TÜİK 2024 doğum istatistikleri ve nüfus verilerini detaylarıyla inceleyin. Güncel bilgiler ve analizlerle nüfus trendlerini keşfedin.
Türkiye İstatistik Kurumu (TÜİK), 2024 yılına ilişkin detaylı doğum istatistiklerini kamuoyuyla paylaştı. Buna göre, geçen yıl toplam 937 bin 559 canlı doğum gerçekleşti. Bu doğumların %51.4’ü erkek, %48.6’sı kız çocuklarıdır. Bu oranlar, ülkemizdeki cinsiyet dağılımının dengeli olduğunu göstermektedir.
Bir kadının yaşam boyunca doğurabileceği ortalama çocuk sayısını ifade eden toplam doğurganlık hızı, 2001 yılında 2.38 iken, 2014 yılından itibaren sürekli bir azalma eğilimine girdi ve 2024 itibarıyla 1.48 seviyesine düştü. Bu rakam, son sekiz yılda nüfusun yenilenme seviyesinin (2.1) oldukça altında kaldığını gösteriyor. Bu durum, nüfus artış hızımızın yavaşlamasına ve yaşlanma sürecinin hız kazanmasına işaret ediyor.

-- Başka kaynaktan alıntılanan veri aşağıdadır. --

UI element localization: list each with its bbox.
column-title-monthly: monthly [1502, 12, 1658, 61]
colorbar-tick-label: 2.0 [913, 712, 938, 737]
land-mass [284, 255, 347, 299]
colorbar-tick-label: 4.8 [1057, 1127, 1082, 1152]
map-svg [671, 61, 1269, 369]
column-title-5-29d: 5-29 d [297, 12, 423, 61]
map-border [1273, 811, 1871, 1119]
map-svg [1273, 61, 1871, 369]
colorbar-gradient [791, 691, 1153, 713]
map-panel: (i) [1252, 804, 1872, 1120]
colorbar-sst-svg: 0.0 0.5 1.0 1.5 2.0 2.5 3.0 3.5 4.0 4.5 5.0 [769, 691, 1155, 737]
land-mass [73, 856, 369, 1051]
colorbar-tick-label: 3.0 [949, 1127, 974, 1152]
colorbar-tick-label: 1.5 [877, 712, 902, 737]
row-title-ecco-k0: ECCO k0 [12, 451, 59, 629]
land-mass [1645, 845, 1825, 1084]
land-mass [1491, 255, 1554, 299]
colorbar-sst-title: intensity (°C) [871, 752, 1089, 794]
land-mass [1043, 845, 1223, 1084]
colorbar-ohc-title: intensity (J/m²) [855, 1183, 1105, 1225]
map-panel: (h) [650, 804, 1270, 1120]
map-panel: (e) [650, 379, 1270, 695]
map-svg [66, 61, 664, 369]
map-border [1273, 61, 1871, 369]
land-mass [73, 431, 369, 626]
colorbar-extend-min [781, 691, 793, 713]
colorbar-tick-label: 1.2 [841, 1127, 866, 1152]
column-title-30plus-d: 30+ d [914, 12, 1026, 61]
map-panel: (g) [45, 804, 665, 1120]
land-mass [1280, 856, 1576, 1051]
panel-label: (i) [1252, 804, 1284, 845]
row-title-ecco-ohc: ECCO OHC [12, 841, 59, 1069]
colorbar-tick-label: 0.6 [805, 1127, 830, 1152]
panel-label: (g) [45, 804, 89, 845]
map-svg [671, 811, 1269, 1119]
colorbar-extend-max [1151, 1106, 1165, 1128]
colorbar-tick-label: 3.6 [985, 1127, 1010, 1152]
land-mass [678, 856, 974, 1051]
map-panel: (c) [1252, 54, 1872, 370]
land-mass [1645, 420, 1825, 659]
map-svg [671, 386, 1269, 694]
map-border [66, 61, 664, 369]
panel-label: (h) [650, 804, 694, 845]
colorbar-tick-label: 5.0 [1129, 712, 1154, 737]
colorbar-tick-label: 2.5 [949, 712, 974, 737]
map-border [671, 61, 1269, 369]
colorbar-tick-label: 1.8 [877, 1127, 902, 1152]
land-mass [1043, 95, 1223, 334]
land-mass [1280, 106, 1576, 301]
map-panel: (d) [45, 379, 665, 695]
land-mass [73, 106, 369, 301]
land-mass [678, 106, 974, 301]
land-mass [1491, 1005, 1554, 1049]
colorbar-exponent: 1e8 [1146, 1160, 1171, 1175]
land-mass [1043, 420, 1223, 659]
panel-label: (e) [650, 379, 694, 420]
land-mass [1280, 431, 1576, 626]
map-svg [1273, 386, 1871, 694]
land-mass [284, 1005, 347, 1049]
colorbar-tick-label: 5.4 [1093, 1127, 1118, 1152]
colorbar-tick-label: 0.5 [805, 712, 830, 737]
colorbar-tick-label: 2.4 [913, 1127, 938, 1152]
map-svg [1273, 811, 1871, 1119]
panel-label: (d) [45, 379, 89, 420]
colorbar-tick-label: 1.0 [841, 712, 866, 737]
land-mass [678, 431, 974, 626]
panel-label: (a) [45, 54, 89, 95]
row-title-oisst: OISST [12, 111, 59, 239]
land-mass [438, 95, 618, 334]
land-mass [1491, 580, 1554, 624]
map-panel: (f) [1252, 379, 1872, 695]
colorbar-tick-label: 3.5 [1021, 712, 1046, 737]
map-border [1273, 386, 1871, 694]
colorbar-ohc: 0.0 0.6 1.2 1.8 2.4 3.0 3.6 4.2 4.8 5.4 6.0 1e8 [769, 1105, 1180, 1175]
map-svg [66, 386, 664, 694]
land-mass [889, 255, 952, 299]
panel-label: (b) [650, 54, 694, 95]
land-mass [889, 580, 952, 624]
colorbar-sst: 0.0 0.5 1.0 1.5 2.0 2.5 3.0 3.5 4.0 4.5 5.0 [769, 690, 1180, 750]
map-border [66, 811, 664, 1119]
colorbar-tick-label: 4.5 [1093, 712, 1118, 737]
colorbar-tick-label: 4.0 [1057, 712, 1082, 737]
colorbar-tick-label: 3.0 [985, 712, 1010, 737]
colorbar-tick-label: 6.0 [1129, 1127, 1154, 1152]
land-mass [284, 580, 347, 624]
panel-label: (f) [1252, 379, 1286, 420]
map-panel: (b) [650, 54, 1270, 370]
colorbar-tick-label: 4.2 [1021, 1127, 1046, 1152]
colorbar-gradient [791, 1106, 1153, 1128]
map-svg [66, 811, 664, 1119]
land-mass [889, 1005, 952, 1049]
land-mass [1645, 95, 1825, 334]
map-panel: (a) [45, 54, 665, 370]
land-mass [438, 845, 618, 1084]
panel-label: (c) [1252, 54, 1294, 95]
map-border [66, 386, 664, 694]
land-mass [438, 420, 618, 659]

2024 yılında en yüksek toplam doğurganlık hızına sahip il, Şanlıurfa olup, çocuk başına 3.28 oranında doğum gerçekleşti. Bunu sırasıyla Şırnak (%2.62) ve Mardin (%2.32) takip etti. En düşük doğurganlık oranları ise, Bartın ve Eskişehir illerinde kaydedildi ve her iki ilde de toplam 1.12 çocuk seviyesinde gerçekleşti. Bu veriler, bölgesel farklılıkların devam ettiğini ve kırsal alanlarda doğurganlık oranlarının daha yüksek olduğunu ortaya koyuyor.
2024 yılı verilerine göre, annenin eğitim seviyesine göre doğurganlık oranları dikkate alındığında, en yüksek toplam doğurganlık oranı, okuma yazma bilmeyen veya ilkokul mezunu annelerde 2.65 çocuk iken, en düşük oran yüksek öğretim mezunu annelerde 1.22 çocuk olarak kaydedildi. Bu durum, eğitim seviyesinin doğurganlık üzerinde belirleyici bir faktör olduğunu net bir şekilde ortaya koyuyor.
2024 yılında kırsal alanlar ile şehir merkezleri arasındaki doğurganlık oranları farklılık gösterdi. Kırsal bölgelerde doğurganlık hızı, 1.83 çocuk iken, yoğun kentlerde bu oran 1.39 çocuk seviyesinde kaldı. Ayrıca, annelerin ikinci çocuklarını doğurma süresi de uzadı. 2024 yılındaki veriler, ikinci çocuk için ortalama 4.3 yıl beklenirken, üçüncü çocukta bu süre 5.4 yıl olarak kayda geçti. Bu artış, ailelerin çocuk planlamasında daha dikkatli ve planlı davranmaya başladığını gösteriyor.